I don’t disagree with people who say there are whiffs of “student art film” about David Lynch’s debut. The surrealist master was still testing the waters with Eraserhead, experimenting with themes and ideas that he would perfect much later in his career. And he was also hampered by a small budget and crew, not to mention an abnormally long production period. It’s a miracle this was finished without being dumped on and left on the trash heap. Audiences back in 1977 realized that Lynch was special, and by putting this on the midnight movie circuit, his career was able to soar and soar until we got to witness its culmination this past summer with the masterpiece that is Twin Peaks: The Return. Had Eraserheadflopped, I don’t think Lynch would’ve gone anywhere. And can you imagine a world without Twin Peaks and Mulholland Drive? I certainly can’t.
The reason Eraserhead didn’t flop is because most people back then had good enough taste to recognize a stunning debut when they saw one. You cannot watch it without being taken aback by how relentlessly detailed it is on virtually every level, whether it be the gruelling industrial sound design or the incredibly specific art direction, where every set piece and prop gives meaning to the people surrounding them. The world built here is so precise, so lived-in that it feels like it hasn’t aged these past four decades. In fact, if there’s anything that truly shocks about Eraserhead, is that it’s like a prophecy from another time. Forty years on, and this world of relentless clanging and unseemly spawn feels like a destination that is just within reach.

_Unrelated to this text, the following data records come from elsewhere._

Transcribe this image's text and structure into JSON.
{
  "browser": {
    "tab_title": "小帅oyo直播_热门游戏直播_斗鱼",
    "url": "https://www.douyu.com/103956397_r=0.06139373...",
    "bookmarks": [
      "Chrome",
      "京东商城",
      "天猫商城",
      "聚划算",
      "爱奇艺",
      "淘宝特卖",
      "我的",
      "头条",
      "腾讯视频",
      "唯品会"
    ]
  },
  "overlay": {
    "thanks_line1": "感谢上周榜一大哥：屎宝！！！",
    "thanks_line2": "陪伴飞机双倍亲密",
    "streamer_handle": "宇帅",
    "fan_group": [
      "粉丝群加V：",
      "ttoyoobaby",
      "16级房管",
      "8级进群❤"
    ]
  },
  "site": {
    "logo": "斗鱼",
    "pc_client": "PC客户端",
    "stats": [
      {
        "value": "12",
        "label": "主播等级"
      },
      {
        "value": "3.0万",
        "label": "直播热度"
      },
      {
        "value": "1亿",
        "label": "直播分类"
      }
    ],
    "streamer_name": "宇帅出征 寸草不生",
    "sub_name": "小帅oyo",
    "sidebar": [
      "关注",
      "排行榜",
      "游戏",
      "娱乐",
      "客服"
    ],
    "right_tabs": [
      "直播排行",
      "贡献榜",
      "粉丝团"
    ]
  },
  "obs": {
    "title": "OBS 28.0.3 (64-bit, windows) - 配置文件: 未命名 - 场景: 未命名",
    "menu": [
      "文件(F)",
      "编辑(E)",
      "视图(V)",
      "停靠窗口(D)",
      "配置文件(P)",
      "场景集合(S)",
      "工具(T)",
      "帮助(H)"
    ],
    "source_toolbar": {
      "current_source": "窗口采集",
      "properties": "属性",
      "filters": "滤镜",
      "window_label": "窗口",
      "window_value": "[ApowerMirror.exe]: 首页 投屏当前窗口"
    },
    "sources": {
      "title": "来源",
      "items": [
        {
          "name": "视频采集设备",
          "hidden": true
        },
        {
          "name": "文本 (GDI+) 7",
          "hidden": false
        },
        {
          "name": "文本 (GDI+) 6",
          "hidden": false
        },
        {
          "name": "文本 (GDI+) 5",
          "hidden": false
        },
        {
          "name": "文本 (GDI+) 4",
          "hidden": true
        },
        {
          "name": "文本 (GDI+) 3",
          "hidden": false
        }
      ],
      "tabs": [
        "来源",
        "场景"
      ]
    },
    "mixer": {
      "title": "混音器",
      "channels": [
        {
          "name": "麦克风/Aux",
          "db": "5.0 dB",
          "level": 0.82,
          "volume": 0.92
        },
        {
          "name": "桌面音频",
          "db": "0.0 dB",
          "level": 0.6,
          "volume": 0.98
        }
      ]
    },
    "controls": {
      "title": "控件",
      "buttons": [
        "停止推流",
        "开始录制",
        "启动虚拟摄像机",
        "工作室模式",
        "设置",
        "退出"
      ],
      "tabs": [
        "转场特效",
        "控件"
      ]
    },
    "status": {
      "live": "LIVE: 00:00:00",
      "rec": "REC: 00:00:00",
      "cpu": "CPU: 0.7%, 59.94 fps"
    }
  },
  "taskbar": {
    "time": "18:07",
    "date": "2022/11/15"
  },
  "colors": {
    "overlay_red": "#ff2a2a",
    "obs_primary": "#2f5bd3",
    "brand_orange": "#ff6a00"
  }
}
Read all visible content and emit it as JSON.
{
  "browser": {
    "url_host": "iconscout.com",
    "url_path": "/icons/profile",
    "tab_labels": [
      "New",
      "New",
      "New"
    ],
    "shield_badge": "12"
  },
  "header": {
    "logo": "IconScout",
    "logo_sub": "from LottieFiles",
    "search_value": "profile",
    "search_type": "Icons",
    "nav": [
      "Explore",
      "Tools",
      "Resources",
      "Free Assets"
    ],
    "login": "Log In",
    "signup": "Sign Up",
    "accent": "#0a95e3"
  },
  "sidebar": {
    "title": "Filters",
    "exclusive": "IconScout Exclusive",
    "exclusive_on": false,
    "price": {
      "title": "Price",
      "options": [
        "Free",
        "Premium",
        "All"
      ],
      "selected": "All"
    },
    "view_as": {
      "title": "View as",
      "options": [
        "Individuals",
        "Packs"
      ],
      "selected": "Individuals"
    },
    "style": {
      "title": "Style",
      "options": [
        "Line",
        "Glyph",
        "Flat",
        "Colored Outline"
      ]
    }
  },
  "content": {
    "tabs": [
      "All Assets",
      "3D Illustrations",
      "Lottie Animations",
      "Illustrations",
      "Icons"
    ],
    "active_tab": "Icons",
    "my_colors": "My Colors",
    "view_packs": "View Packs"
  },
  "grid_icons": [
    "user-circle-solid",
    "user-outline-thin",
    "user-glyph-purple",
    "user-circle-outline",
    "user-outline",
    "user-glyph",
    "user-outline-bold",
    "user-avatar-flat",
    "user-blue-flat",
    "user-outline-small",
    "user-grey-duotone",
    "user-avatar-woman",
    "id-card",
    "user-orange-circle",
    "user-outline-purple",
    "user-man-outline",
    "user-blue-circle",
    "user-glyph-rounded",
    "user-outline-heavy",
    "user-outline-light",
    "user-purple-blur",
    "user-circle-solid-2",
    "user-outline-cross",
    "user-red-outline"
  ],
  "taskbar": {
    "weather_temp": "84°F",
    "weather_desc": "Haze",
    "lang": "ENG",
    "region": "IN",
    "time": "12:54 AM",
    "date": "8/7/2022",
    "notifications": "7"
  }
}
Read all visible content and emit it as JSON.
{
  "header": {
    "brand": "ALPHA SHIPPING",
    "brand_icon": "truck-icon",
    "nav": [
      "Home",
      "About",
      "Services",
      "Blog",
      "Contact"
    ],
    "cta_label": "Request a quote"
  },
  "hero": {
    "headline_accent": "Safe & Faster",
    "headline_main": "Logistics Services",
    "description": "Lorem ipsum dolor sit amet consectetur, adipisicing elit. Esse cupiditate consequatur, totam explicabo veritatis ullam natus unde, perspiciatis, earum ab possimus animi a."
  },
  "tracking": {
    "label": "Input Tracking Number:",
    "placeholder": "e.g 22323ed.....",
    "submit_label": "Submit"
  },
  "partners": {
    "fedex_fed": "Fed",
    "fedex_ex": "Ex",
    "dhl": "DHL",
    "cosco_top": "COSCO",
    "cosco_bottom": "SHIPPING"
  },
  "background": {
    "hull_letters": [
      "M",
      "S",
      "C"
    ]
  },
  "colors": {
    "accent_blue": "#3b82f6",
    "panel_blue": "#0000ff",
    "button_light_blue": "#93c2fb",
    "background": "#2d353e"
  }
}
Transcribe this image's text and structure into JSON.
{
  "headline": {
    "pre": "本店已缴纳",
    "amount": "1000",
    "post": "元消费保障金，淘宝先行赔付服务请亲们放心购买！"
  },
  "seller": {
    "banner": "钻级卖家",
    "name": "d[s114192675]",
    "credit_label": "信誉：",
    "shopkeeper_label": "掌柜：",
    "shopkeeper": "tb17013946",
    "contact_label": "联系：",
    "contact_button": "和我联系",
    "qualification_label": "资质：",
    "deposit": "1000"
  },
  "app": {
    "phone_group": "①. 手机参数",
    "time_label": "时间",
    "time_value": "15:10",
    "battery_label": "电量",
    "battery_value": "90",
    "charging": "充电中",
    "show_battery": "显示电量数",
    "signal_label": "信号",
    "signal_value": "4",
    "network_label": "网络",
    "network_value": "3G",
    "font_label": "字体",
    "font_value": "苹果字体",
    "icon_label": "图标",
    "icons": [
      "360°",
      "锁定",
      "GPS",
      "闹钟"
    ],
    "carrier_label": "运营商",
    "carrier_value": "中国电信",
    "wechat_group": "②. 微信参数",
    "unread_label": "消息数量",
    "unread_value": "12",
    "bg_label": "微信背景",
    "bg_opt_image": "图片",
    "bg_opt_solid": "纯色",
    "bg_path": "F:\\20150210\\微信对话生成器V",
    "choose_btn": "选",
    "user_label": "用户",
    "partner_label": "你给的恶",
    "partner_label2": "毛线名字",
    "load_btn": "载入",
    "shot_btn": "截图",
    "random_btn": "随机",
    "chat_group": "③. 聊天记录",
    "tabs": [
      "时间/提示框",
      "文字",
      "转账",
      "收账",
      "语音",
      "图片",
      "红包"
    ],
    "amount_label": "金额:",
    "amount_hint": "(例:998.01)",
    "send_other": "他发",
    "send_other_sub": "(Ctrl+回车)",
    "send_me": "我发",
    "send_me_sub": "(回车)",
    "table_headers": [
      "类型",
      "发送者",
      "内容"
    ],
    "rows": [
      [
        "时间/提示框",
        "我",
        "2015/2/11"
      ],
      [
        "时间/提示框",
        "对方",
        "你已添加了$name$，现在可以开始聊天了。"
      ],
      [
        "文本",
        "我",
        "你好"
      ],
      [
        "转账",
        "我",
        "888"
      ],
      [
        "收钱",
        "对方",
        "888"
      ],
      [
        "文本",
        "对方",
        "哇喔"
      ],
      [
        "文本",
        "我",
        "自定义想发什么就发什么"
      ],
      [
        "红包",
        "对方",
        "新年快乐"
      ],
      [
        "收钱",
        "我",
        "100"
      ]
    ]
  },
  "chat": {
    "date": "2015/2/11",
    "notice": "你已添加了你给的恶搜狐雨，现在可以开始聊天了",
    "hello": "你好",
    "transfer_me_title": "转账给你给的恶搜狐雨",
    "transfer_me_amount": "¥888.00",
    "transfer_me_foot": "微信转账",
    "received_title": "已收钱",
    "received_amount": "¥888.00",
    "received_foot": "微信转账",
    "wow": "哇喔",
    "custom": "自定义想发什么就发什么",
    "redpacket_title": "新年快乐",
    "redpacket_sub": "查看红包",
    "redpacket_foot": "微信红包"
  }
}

It is also, may I say, starkly beautiful, lensed with a masterful eye and a keen awareness of how a monochromatic palette can become poetic. Chiaroscuro in the grip of chaos, with the humanity still shining through. Some shots in particular, like the close-up of the baby’s eye following Henry around the room, or the neighbor’s seductive entrance, are so incredible in their simplicity that they almost shouldn’t be there. This is technique that even seasoned filmmakers have trouble getting right. The fact that it’s all here in such fluid working order goes to show that Lynch was the real deal from the very beginning.
As I said, knowing the trajectory of his career, Eraserhead is but the merest glimpse into Lynch’s esoteric headspace. His later work is unequivocally more arcane and well-developed, but that doesn’t prevent me from calling Eraserhead a superlative achievement in its own right. Debuts really don’t get much better than this.